My best guess for Xojo is the following:

``````	Private Function r_8(value As UInt8, endian As Integer) As UInt8
if (endian)=1 then

return Bitwise.BitOr(Bitwise.ShiftLeft(value,8), Bitwise.ShiftRight(value,8))

else
return value

end if

End Function
``````

am i close. i’m not strong on bitwise functions.

any help appreciated.

It looks correct to me.

thanks.

would this in C++:

return (uint16_t)((value & 0xFFU) << 8 | (value & 0xFF00U) >> 8);

translate to this this in Xojo:
return CType(Bitwise.BitOr(Bitwise.ShiftLeft(Bitwise.BitAnd(value, 0xFFU), 8), Bitwise.ShiftRight(Bitwise.BitAnd(value, 0xFF00U),8)), UInt16)

I’m not sure. It looks correct, but my knowledge C++ is rather limited.

0xFFU is written in Xojo as &hFF. Likewse &hFF00.

sorry. got the hex number wrong

return CType(Bitwise.BitOr(Bitwise.ShiftLeft(Bitwise.BitAnd(value, &hFF), 8), Bitwise.ShiftRight(Bitwise.BitAnd(value, &hFF00),8)), UInt16)

This looks like a nibble swap gone wrong to me.

```static inline uint8_t r_8(uint8_t value, int endian) { if (endian) { return (value << 8) | (value >> 8); } else { return value; } }```

Value is an unsigned 8 bit integer. Shifting it left or right 8 bits zeros it.

It looks to me like C++ code was intended to swap the bytes in case the endian(ism) was incorrect.
but…
This function either returns 0 or the original value depending on endian(ism).

``````XXXYYYY << 8 = 00000000
XXXXYYYY >> 8 = 00000000
00000000 | 0000000 = 0``````

Makes no sense.

If the intent was a nibble swap I would have suggested:

``````XXXXYYYY << 4 = YYYY0000
XXXXYYYY >> 4 =  0000XXXX
then
YYYY0000 | 0000XXX = YYYYXXXX``````
``````static inline uint8_t r_8(uint8_t value, int endian) {
if (endian) {
return (value << 4) | (value >> 4);
} else {
return value;
}
}``````

And the nibbles in the byte are swapped.
I’ve never seen the need to swap nibbles as a function of endianism, but perhaps the OP has.

thanks. it is an endian swap. i’ll check the issues you’ve addressed.

Note that using Or, And, and Xor are faster than the BitWise equivalents.

[quote=36288:@Brian O’Brien]This looks like a nibble swap gone wrong to me.

Makes no sense.

I’ve never seen the need to swap nibbles as a function of endianism, but perhaps the OP has.[/quote]

Totally agree, it is completely weird (and wrong) for a uint8,

Very hard language is this?

As Brian already pointed out, the original C code is quite some nonsense.

It takes and returns a “uint8_t” type, which reduces the value to 8 bit.
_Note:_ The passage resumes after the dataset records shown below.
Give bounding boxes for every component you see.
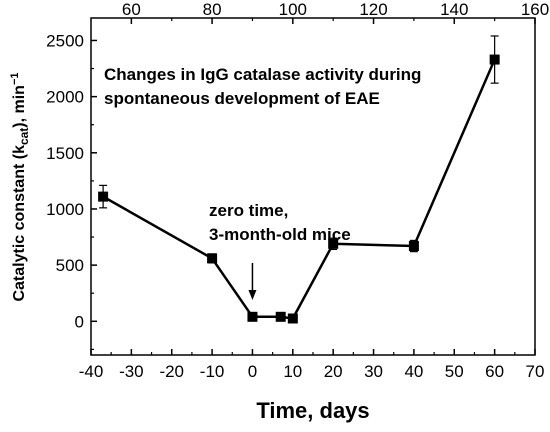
- data-point: [275, 311, 286, 322]
- x-tick-label: 50: [445, 362, 464, 381]
- data-series: [98, 35, 500, 324]
- labels: Changes in IgG catalase activity during s…: [9, 65, 421, 423]
- x-tick-label: 40: [404, 362, 423, 381]
- ticks: -40 -30 -20 -10 0 10 20 30 40 50 60 70 0 500 1000 1500 2…: [46, 0, 549, 381]
- annotation-line: 3-month-old mice: [209, 225, 351, 244]
- top-tick-label: 60: [122, 0, 141, 19]
- annotation-line: zero time,: [209, 201, 288, 220]
- top-tick-label: 80: [203, 0, 222, 19]
- chart-title-line: spontaneous development of EAE: [104, 89, 380, 108]
- y-tick-label: 2000: [46, 88, 84, 107]
- x-tick-label: -30: [119, 362, 144, 381]
- data-point: [489, 54, 500, 65]
- x-tick-label: 0: [248, 362, 257, 381]
- y-tick-label: 2500: [46, 31, 84, 50]
- y-tick-label: 1500: [46, 144, 84, 163]
- series-line: [102, 59, 496, 320]
- top-tick-label: 100: [279, 0, 307, 19]
- y-tick-label: 500: [56, 256, 84, 275]
- y-label-superscript: −1: [9, 72, 21, 85]
- data-point: [98, 191, 109, 202]
- x-tick-label: 70: [526, 362, 545, 381]
- data-point: [328, 238, 339, 249]
- x-tick-label: -20: [159, 362, 184, 381]
- x-tick-label: 30: [364, 362, 383, 381]
- top-tick-label: 120: [359, 0, 387, 19]
- y-label-suffix: ), min: [11, 85, 28, 128]
- y-tick-label: 0: [75, 312, 84, 331]
- y-tick-label: 1000: [46, 200, 84, 219]
- top-tick-label: 140: [440, 0, 468, 19]
- data-point: [408, 241, 419, 252]
- x-tick-label: 60: [485, 362, 504, 381]
- chart-title-line: Changes in IgG catalase activity during: [104, 65, 421, 84]
- top-tick-label: 160: [521, 0, 549, 19]
- annotation-arrow-head: [248, 290, 257, 300]
- x-tick-label: -40: [79, 362, 104, 381]
- x-tick-label: 20: [324, 362, 343, 381]
- x-axis-label: Time, days: [256, 398, 369, 423]
- y-label-subscript: cat: [17, 128, 31, 145]
- y-axis-label: Catalytic constant (kcat), min−1: [9, 72, 31, 301]
- x-tick-label: 10: [283, 362, 302, 381]
- data-point: [287, 313, 298, 324]
- data-point: [247, 311, 258, 322]
- y-label-main: Catalytic constant (k: [11, 145, 28, 302]
- data-point: [207, 253, 218, 264]
- x-tick-label: -10: [200, 362, 225, 381]
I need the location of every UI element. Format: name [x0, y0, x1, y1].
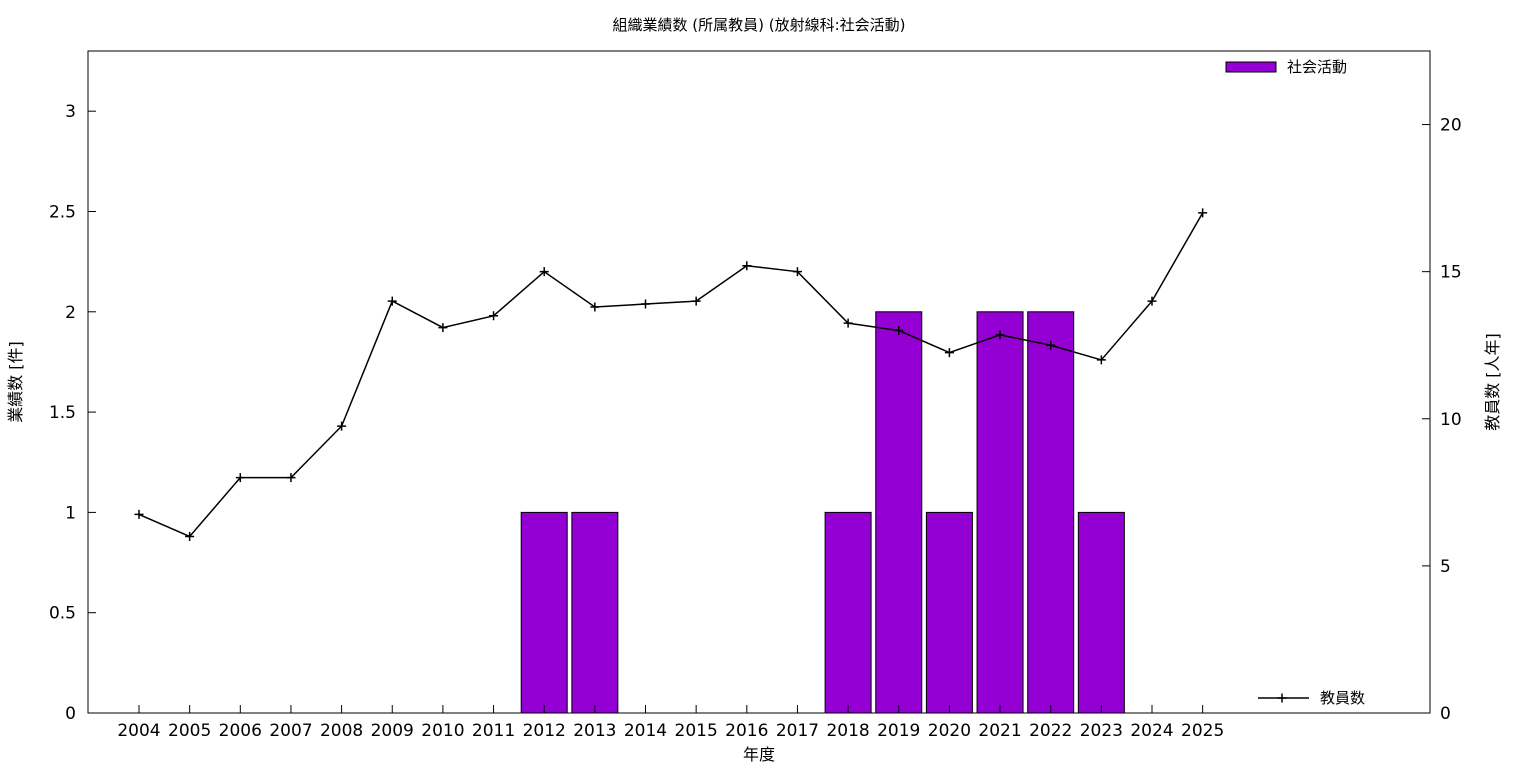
point-2018 [843, 318, 853, 328]
y2-axis-label: 教員数 [人年] [1483, 333, 1502, 431]
x-tick-label: 2005 [168, 721, 211, 741]
point-2004 [134, 509, 144, 519]
point-2010 [438, 323, 448, 333]
point-2012 [539, 267, 549, 277]
bar-2020 [925, 511, 973, 714]
x-tick-label: 2020 [928, 721, 971, 741]
point-2008 [337, 421, 347, 431]
x-tick-label: 2010 [421, 721, 464, 741]
point-2021 [995, 330, 1005, 340]
legend-line-label: 教員数 [1320, 689, 1365, 707]
x-tick-label: 2022 [1029, 721, 1072, 741]
legend-bar-label: 社会活動 [1287, 58, 1347, 76]
legend-bar-swatch [1225, 61, 1277, 73]
y-tick-label: 3 [65, 102, 76, 122]
chart-title: 組織業績数 (所属教員) (放射線科:社会活動) [613, 16, 906, 34]
point-2007 [286, 473, 296, 483]
point-2023 [1096, 355, 1106, 365]
x-tick-label: 2011 [472, 721, 515, 741]
y2-axis: 0 5 10 15 20 [1422, 116, 1462, 724]
bar-2023 [1077, 511, 1125, 714]
y-axis: 0 0.5 1 1.5 2 2.5 3 [49, 102, 96, 724]
x-tick-label: 2023 [1080, 721, 1123, 741]
legend-bars: 社会活動 [1225, 58, 1347, 76]
legend-line-marker [1277, 693, 1287, 703]
x-tick-label: 2025 [1181, 721, 1224, 741]
point-2024 [1147, 296, 1157, 306]
point-2020 [944, 348, 954, 358]
point-2019 [894, 326, 904, 336]
x-tick-label: 2021 [978, 721, 1021, 741]
x-tick-label: 2009 [371, 721, 414, 741]
y-tick-label: 1 [65, 503, 76, 523]
plot-frame [87, 50, 1431, 714]
y-tick-label: 2.5 [49, 202, 76, 222]
bar-2013 [571, 511, 619, 714]
x-axis-label: 年度 [743, 745, 775, 764]
y2-tick-label: 20 [1440, 116, 1462, 136]
point-2005 [185, 531, 195, 541]
point-2011 [489, 311, 499, 321]
line-faculty-count [138, 212, 1204, 538]
x-tick-label: 2013 [573, 721, 616, 741]
y2-tick-label: 5 [1440, 557, 1451, 577]
x-axis: 2004 2005 2006 2007 2008 2009 2010 2011 2012 2013… [117, 705, 1224, 741]
point-2016 [742, 261, 752, 271]
line-layer [134, 208, 1208, 541]
x-tick-label: 2017 [776, 721, 819, 741]
bar-2018 [824, 511, 872, 714]
point-2006 [235, 473, 245, 483]
bar-2012 [520, 511, 568, 714]
x-tick-label: 2018 [826, 721, 869, 741]
x-tick-label: 2004 [117, 721, 160, 741]
bar-2022 [1027, 311, 1075, 714]
y-tick-label: 1.5 [49, 403, 76, 423]
legend-line: 教員数 [1258, 689, 1365, 707]
bars-layer [520, 311, 1125, 714]
y2-tick-label: 15 [1440, 263, 1462, 283]
x-tick-label: 2015 [675, 721, 718, 741]
x-tick-label: 2012 [523, 721, 566, 741]
y-axis-label: 業績数 [件] [6, 341, 25, 423]
point-2014 [641, 299, 650, 309]
y-tick-label: 2 [65, 303, 76, 323]
bar-2021 [976, 311, 1024, 714]
y2-tick-label: 10 [1440, 410, 1462, 430]
y2-tick-label: 0 [1440, 704, 1451, 724]
x-tick-label: 2024 [1130, 721, 1173, 741]
point-2009 [387, 296, 397, 306]
x-tick-label: 2016 [725, 721, 768, 741]
bar-2019 [875, 311, 923, 714]
x-tick-label: 2008 [320, 721, 363, 741]
point-2015 [691, 296, 701, 306]
point-2022 [1046, 340, 1056, 350]
point-2017 [792, 267, 802, 277]
y-tick-label: 0 [65, 704, 76, 724]
point-2013 [590, 302, 600, 312]
y-tick-label: 0.5 [49, 604, 76, 624]
x-tick-label: 2014 [624, 721, 667, 741]
x-tick-label: 2006 [219, 721, 262, 741]
x-tick-label: 2019 [877, 721, 920, 741]
x-tick-label: 2007 [269, 721, 312, 741]
point-2025 [1198, 208, 1208, 218]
The proposed solutions here, though, deal with 16 bit values, which seem to make sense, but they’re far from result that the original C code would produce.

Effectively, if endian is non-zero, the C function always returns 0. So, I guess that whoever wrote this code never really tested it in a case where endian-swapping is necessary.
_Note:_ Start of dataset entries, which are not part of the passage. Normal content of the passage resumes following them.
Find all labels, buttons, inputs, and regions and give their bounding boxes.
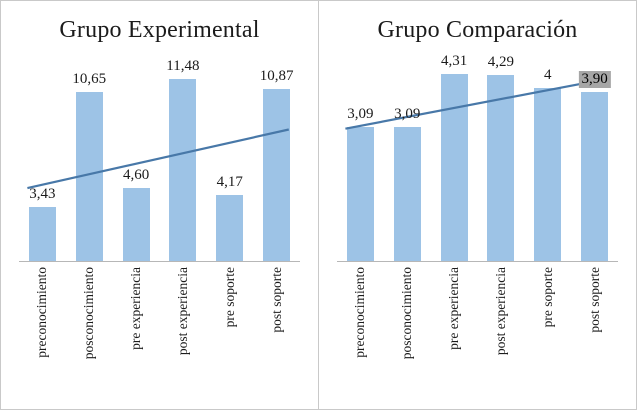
bar <box>169 79 197 261</box>
category-label: preconocimiento <box>337 262 384 402</box>
bar <box>487 75 515 261</box>
trend-line <box>27 128 290 190</box>
category-label-text: post soporte <box>268 267 284 333</box>
value-label: 4,17 <box>216 174 243 190</box>
bar <box>581 92 609 261</box>
plot-area: 3,43 10,65 4,60 11,48 4,17 10,87 <box>19 55 300 262</box>
category-label-text: preconocimiento <box>34 267 50 358</box>
category-label-text: pre soporte <box>539 267 555 328</box>
value-label: 3,43 <box>29 186 56 202</box>
bar <box>263 89 291 261</box>
category-label: post soporte <box>571 262 618 402</box>
value-label: 11,48 <box>166 58 200 74</box>
category-label: post experiencia <box>477 262 524 402</box>
bar <box>346 127 374 261</box>
bar <box>75 92 103 261</box>
chart-title: Grupo Comparación <box>377 17 578 43</box>
trend-line <box>345 77 608 130</box>
category-axis: preconocimiento posconocimiento pre experi… <box>337 262 618 402</box>
category-label-text: post experiencia <box>492 267 508 356</box>
chart-panel-comparacion: Grupo Comparación 3,09 3,09 4,31 4,29 4 3,90 … <box>318 1 636 409</box>
bar <box>534 88 562 261</box>
value-label: 3,09 <box>394 106 421 122</box>
category-label-text: posconocimiento <box>399 267 415 360</box>
category-label: pre soporte <box>524 262 571 402</box>
value-label: 4,60 <box>122 167 150 183</box>
category-label: pre experiencia <box>431 262 478 402</box>
chart-title: Grupo Experimental <box>59 17 260 43</box>
category-label-text: pre soporte <box>221 267 237 328</box>
category-label: posconocimiento <box>384 262 431 402</box>
value-label: 4,29 <box>487 54 515 70</box>
value-label: 4,31 <box>440 53 468 69</box>
bar <box>216 195 244 261</box>
category-label: post experiencia <box>159 262 206 402</box>
bar <box>440 74 468 261</box>
chart-panel-experimental: Grupo Experimental 3,43 10,65 4,60 11,48 4,1… <box>1 1 318 409</box>
category-label-text: posconocimiento <box>81 267 97 360</box>
category-label: posconocimiento <box>66 262 113 402</box>
value-label: 10,87 <box>259 68 294 84</box>
plot-area: 3,09 3,09 4,31 4,29 4 3,90 <box>337 53 618 262</box>
category-label-text: preconocimiento <box>352 267 368 358</box>
value-label: 3,90 <box>578 71 611 88</box>
bar <box>122 188 150 261</box>
category-label: pre experiencia <box>113 262 160 402</box>
bar <box>393 127 421 261</box>
category-label-text: post soporte <box>586 267 602 333</box>
value-label: 3,09 <box>347 106 374 122</box>
category-label: post soporte <box>253 262 300 402</box>
category-axis: preconocimiento posconocimiento pre experi… <box>19 262 300 402</box>
category-label-text: post experiencia <box>174 267 190 356</box>
category-label: preconocimiento <box>19 262 66 402</box>
value-label: 10,65 <box>72 71 107 87</box>
category-label-text: pre experiencia <box>128 267 144 350</box>
category-label: pre soporte <box>206 262 253 402</box>
bar <box>28 207 56 261</box>
value-label: 4 <box>544 67 552 83</box>
category-label-text: pre experiencia <box>446 267 462 350</box>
So, the correct Xojo version of this code would be:

```function r_8 (v as Integer, endian as Integer) as Integer if endian <> 0 then return 0 else return v and &hFF end end function```

Unless…
Maybe the C programmer found that the r_8 function didn’t work right, so he added this line to his code to “fix” it:

``#define uint8_t int``

I wouldn’t be the first time I’d see something like this

IMO, whoever wrote this code has very (too) little understanding of programming in C. Is this some hardware related code, by any chance?

Besides, the original code is plain C, nothing that requires C++.

[quote=36281:@Thomas Polson]My best guess for Xojo is the following:

if (endian)=1 then[/quote]
Careful there!
In C, any non-zero value means true!

Therefore, your “if endian = 1” is not correct, as the user of the C code might as well pass -1 for “endian” and it would still run into the “return (value << 8) | (value >> 8);” line.